Following this, according to legal sources exclusively spoken to in Oman by OilPrice.com last week, further investments may be forthcoming from Western companies, even in the matter of Duqm and through work undertaken with the Oman Investment Authority (OIA). Duqm, to begin with, is the landmark petrochemicals-centred project for Oman that has been delayed in completion for several years as the Sultanate struggled with budgetary constraints due to low oil prices. As highlighted in several pieces in OilPrice.com over the years, the now US$8 billion+ Duqm Refinery project occupies 900 hectares of the Special Economic Zone of Duqm and is a 50-50 joint venture between OQ Group and Kuwait Petroleum International (KPI). In addition to the main site of the Duqm refinery, the Refinery Project also includes the build-out of storage and export facilities for liquid and bulk petroleum products at Duqm Port, crude oil storage facilities at Ras Markaz, and an 80-kilometre crude oil pipeline line from Ras Markaz to the refinery. When operational, the Duqm refinery is expected to refine 230,000 barrels per day of crude oil products. According to a very recent comment from Shafi al Ajmi, the chief executive officer of KPI, Duqm will start its commercial operation in 2023.
The OIA, in the meantime, is looking for would-be international investors is a series of planned stock flotations of several of Oman’s key assets. Founded in 2020 following the merger of Oman’s State General Reserve Fund and Oman Investment Fund, the OIA is seen as the key to the ‘Oman 2040’ development plan that aims to reduce hydrocarbons’ contribution to GDP to less than 10 percent by that year.
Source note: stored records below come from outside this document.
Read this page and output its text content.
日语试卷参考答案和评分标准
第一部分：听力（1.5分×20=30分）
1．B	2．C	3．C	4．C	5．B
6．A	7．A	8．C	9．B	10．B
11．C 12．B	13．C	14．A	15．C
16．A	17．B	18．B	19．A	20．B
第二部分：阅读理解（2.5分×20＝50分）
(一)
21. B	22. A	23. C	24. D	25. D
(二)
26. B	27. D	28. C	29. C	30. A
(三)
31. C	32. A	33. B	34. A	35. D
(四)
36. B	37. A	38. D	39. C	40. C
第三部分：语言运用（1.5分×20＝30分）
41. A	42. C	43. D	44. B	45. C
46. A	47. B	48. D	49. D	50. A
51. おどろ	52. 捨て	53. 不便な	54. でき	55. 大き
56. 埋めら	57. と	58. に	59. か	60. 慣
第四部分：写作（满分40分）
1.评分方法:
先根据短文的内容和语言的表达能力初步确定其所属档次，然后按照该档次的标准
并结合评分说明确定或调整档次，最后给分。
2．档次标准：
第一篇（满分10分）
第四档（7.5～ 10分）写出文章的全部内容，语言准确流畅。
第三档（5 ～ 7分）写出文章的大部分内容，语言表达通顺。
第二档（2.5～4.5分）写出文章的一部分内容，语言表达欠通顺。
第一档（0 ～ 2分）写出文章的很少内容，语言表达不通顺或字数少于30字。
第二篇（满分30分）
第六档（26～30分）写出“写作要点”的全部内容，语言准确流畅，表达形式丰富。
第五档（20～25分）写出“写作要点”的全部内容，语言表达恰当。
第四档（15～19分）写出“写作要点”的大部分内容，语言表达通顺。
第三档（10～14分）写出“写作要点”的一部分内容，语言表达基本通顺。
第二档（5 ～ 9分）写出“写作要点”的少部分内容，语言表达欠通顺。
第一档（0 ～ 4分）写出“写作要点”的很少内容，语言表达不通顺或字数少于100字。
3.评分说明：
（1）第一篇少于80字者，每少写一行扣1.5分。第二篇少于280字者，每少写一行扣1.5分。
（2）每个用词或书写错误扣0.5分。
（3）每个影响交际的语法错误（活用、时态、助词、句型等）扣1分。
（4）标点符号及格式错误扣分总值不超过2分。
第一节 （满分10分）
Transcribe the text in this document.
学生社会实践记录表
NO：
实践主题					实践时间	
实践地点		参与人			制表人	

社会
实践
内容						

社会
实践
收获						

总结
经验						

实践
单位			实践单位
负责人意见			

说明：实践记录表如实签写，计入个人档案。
The OIA controls assets in its National Development Portfolio and Futures Generations Fund, with the former vehicle holding stakes in around 160 national assets and companies, while the latter holds mainly foreign assets and includes public and private market investments.
Among the many high-value state assets under the OIA’s control are state oil and gas producer OQ, the Muscat Stock Exchange, and Oman LNG. OQ itself comprises the previously separate assets of the Oman Oil Company, Oman Oil Refineries & Petroleum Industries Company, and the Oman Gas Company. In 2019, Oman sold 49 percent of its Electricity Holding Co to the State Grid Corporation of China for around US$1 billion. However, given the renewed awareness in the West of Oman’s crucial strategic importance to the Middle East’s oil and gas flows, it would appear unlikely that it will allow China free reign to buy everything else on offer in the future.